O CONDOMÍNIO : DA PRÁTICA MUSICAL ENTRE MUROS, SOB LATIDOS, QUEIXAS E CRIMES


FOTOS /ELISA MENDES

Se a música ( como a dança ) é intrinsecamente, desde sua ancestralidade, manifestação do coletivismo social  catártico, no pensar filosófico/estético de Theodor Adorno, como vivenciá-la diante da restrita realidade espacial dos condomínios  residenciais ?

Como ser músico, compositor ou intérprete, com seu necessário oficio da prática  diária se as paredes não impedem a incômoda interferência de sonoridades externas? Dos altos falares dos vizinhos a ruidosas sexualidades noturnas, sem falar dos insistentes latidos animais, sem previsão de hora para começar e para acabar.

Um tema recorrente da atual dramaturgia carioca, com exemplares investidas da Cia.OmondÉ –Inadequados – e do Clube da Cena com A Vida ao Lado, e, desta vez, em clima cômico/policialesco com sotaque kafkiano de humor negro e absurdidade, na trama - O Condomínio.

Uma peça autoral de Pedro Brício em que ele compartilha a direção com Alcemar Vieira, este último por sua vez, alternando a performance, no papel do músico Domenico, com Pedroca Monteiro. Tendo ao lado Sávio Moll como o empresário e produtor Raymond e, também, revezando em outras personificações incidentais.

Se em outras abordagens prevaleciam os conflitos da incomunicabilidade entre os moradores de um prédio, aqui há uma identificação maior com o cotidiano individualizado de um instrumentista, cantor e compositor.  Obrigado a conviver com os outros inquilinos numa politica de falseada boa vizinhança, embora em assumido isolamento, preferisse alhear-se da forçada  vida condominial.

A progressão narrativa, entre canções entoadas ao vivo para voz e violão na privacidade domiciliar de Domenico, são sempre perturbadas pelos irritantes uivos do cachorro de sua vizinha Carmen. E acaba, depois de muitos nervosos reclames, por desencadear uma investigação policial, com suspeita de duplo assassinato, contra o músico.  

Enquanto o quadro cenográfico (Tuca Benvenutti e Murilo Barbieri), abusando das nuances do avermelhado extensíveis à indumentária (Antonio Medeiros) em tons cafonas amplia, ao mesmo tempo, a exacerbação de sentimentalismo novelesco, climatizado ainda nos efeitos luminares (Ana Luzia de Simoni).

E sintonizado, ainda, no deboche coreográfico (Soraya Bastos) da dupla sob acordes de nostálgicos ritmos latinos, alterativo com ironizado cancioneiro ao vivo de brasilidade bossanovista mas quase brega, com trilha certeira (Jonas Sá/Gustavo Benjão) para sublinhar o clima burlesco do enrêdo.
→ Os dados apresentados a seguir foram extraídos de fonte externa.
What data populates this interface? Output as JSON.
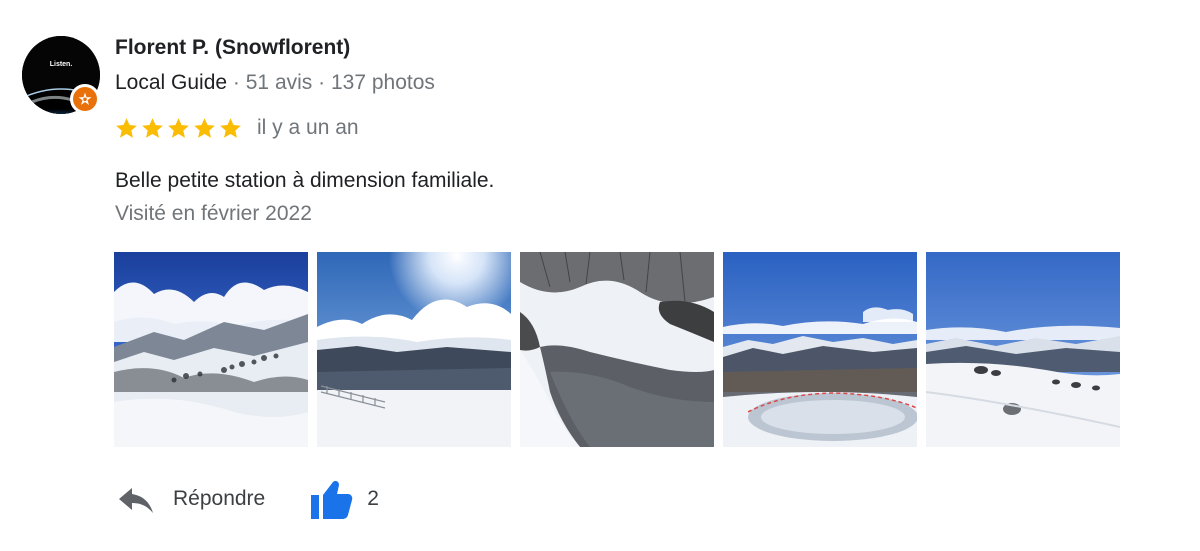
{
  "author": {
    "name": "Florent P. (Snowflorent)",
    "badge": "Local Guide",
    "separator": " · ",
    "reviews": "51 avis",
    "photos": "137 photos",
    "avatar_text": "Listen."
  },
  "review": {
    "rating": 5,
    "rating_max": 5,
    "date": "il y a un an",
    "text": "Belle petite station à dimension familiale.",
    "visited": "Visité en février 2022"
  },
  "photos": [
    {
      "name": "photo-snowy-slope-clouds"
    },
    {
      "name": "photo-sun-clouds-fence"
    },
    {
      "name": "photo-frozen-stream"
    },
    {
      "name": "photo-mountain-panorama-lake"
    },
    {
      "name": "photo-snow-field-rocks"
    }
  ],
  "actions": {
    "reply_label": "Répondre",
    "like_count": "2"
  },
  "colors": {
    "star": "#fbbc04",
    "like": "#1a73e8",
    "badge": "#e8710a",
    "muted_text": "#70757a",
    "text": "#202124"
  }
}
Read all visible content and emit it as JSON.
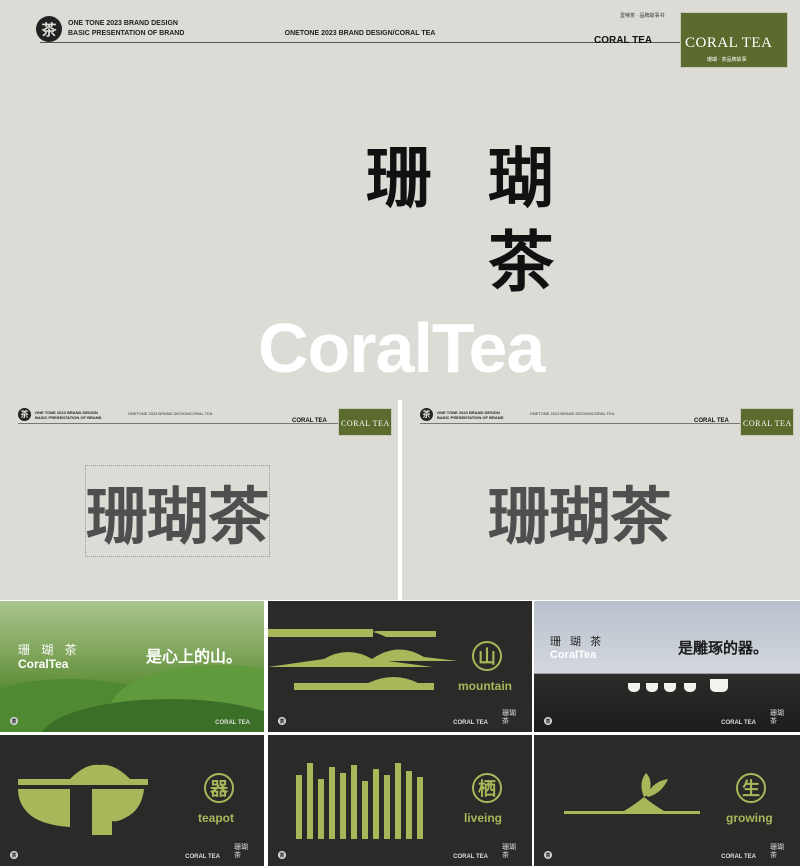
{
  "hero": {
    "logo_char": "茶",
    "brand_line1": "ONE TONE 2023 BRAND DESIGN",
    "brand_line2": "BASIC PRESENTATION OF BRAND",
    "center_title": "ONETONE 2023 BRAND DESIGN/CORAL TEA",
    "nav": "壹嗵茶 · 品牌故事书",
    "coral_label": "CORAL TEA",
    "card_title": "CORAL TEA",
    "card_sub": "珊瑚 · 茶品牌故事",
    "cn_char_1": "珊",
    "cn_char_2": "瑚",
    "cn_char_3": "茶",
    "en_name": "CoralTea"
  },
  "mid": {
    "logo_char": "茶",
    "brand_line1": "ONE TONE 2023 BRAND DESIGN",
    "brand_line2": "BASIC PRESENTATION OF BRAND",
    "center_title": "ONETONE 2023 BRAND DESIGN/CORAL TEA",
    "coral_label": "CORAL TEA",
    "card_title": "CORAL TEA",
    "wordmark": "珊瑚茶"
  },
  "grid": {
    "photo_cn": "珊 瑚 茶",
    "photo_en": "CoralTea",
    "slogan_mountain": "是心上的山。",
    "slogan_vessel": "是雕琢的器。",
    "footer_coral": "CORAL TEA",
    "footer_cn": "珊瑚茶",
    "footer_logo": "茶",
    "cells": [
      {
        "char": "山",
        "word": "mountain"
      },
      {
        "char": "器",
        "word": "teapot"
      },
      {
        "char": "栖",
        "word": "liveing"
      },
      {
        "char": "生",
        "word": "growing"
      }
    ]
  },
  "colors": {
    "accent_green": "#a6b85a",
    "card_green": "#5b6b2e",
    "dark_bg": "#2a2a28",
    "light_bg": "#dcdbd6"
  }
}
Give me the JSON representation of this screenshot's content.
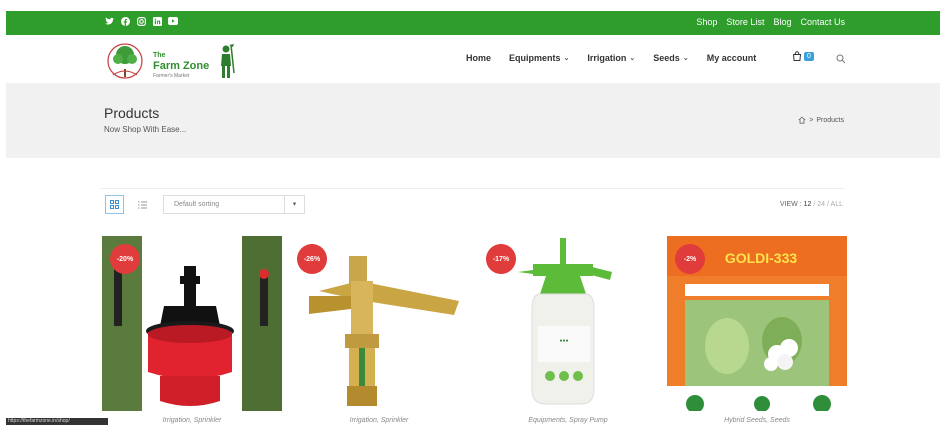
{
  "topbar": {
    "social_icons": [
      "twitter-icon",
      "facebook-icon",
      "instagram-icon",
      "linkedin-icon",
      "youtube-icon"
    ],
    "links": [
      "Shop",
      "Store List",
      "Blog",
      "Contact Us"
    ],
    "bg_color": "#2f9d2c"
  },
  "logo": {
    "line1": "The",
    "line2": "Farm Zone",
    "line3": "Farmer's Market"
  },
  "nav": {
    "home": "Home",
    "equipments": "Equipments",
    "irrigation": "Irrigation",
    "seeds": "Seeds",
    "my_account": "My account",
    "cart_count": "0"
  },
  "page_header": {
    "title": "Products",
    "subtitle": "Now Shop With Ease...",
    "breadcrumb_sep": ">",
    "breadcrumb_current": "Products"
  },
  "toolbar": {
    "sort_value": "Default sorting",
    "view_label": "VIEW :",
    "view_12": "12",
    "sep1": "/",
    "view_24": "24",
    "sep2": "/",
    "view_all": "ALL"
  },
  "products": [
    {
      "badge": "-20%",
      "category": "Irrigation, Sprinkler"
    },
    {
      "badge": "-26%",
      "category": "Irrigation, Sprinkler"
    },
    {
      "badge": "-17%",
      "category": "Equipments, Spray Pump"
    },
    {
      "badge": "-2%",
      "category": "Hybrid Seeds, Seeds",
      "image_title": "GOLDI-333"
    }
  ],
  "statusbar": "https://thefarmzone.in/shop/"
}
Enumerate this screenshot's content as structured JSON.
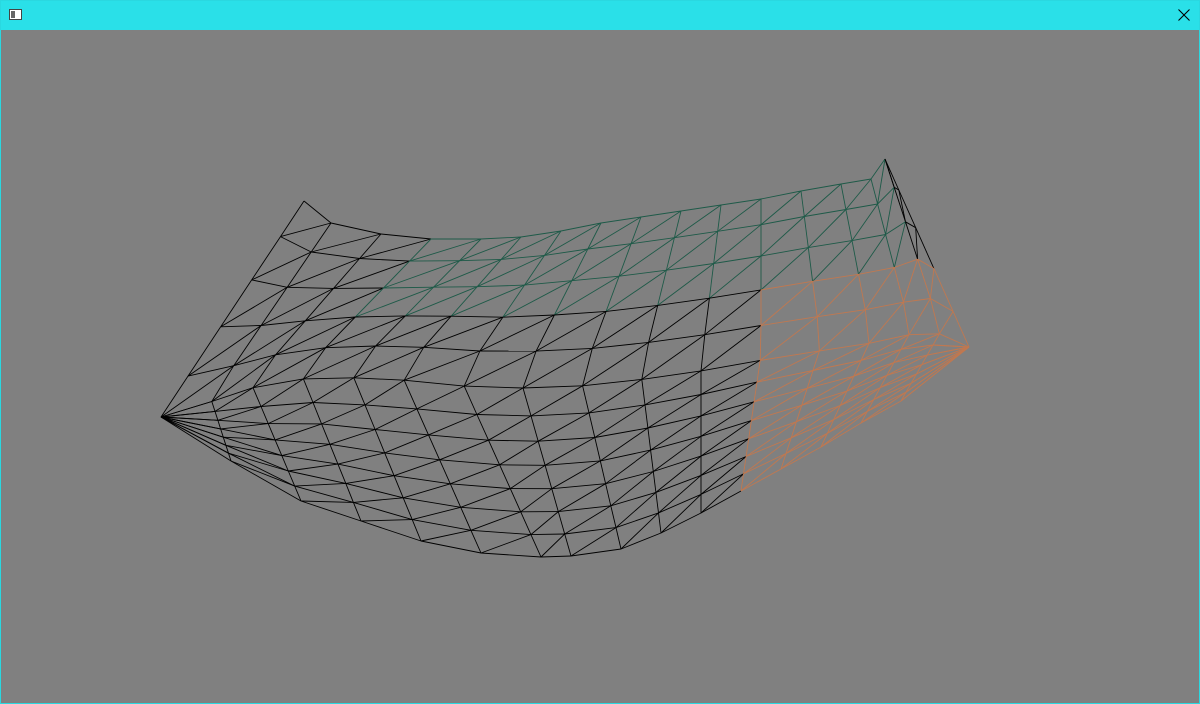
{
  "window": {
    "title": "",
    "titlebar_color": "#2ae0e8",
    "icons": [
      "app-icon",
      "close-icon"
    ]
  },
  "viewport": {
    "background_color": "#808080",
    "content": "3d-wireframe-triangle-mesh",
    "colors": {
      "default_edge": "#000000",
      "back_wall_tint": "#1e5a48",
      "front_edge_tint": "#c07850"
    }
  }
}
Um Sávio Moll, mais sensorial, e um Pedroca Monteiro, mais atrevido, mas ambos em idêntico grau coesivo, reafirmam sua competência artesanal para assumir os desafios e os exageros de personagens rompantes, traçados com garra e ousadia.

Enquanto o comando diretor de Pedro Brício, avançando no dimensionamento de uma despretensiosa comédia autoral, entre o absurdo e o kitsch, e adentrando nos mecanismos risíveis das situações farsescas, alcança o necessário contraponto critico.

Da intolerância de um microcosmo condominial para a especular insensatez, com obscuras perspectivas, deste nosso pré-eleitoral macrocosmo político.

                                                Wagner Corrêa de Araújo


O Condomínio está em cartaz no Sesc Copacabana, de quinta a sábado, às 21h;domingo às 20h. 70 minutos. Até 30 de setembro.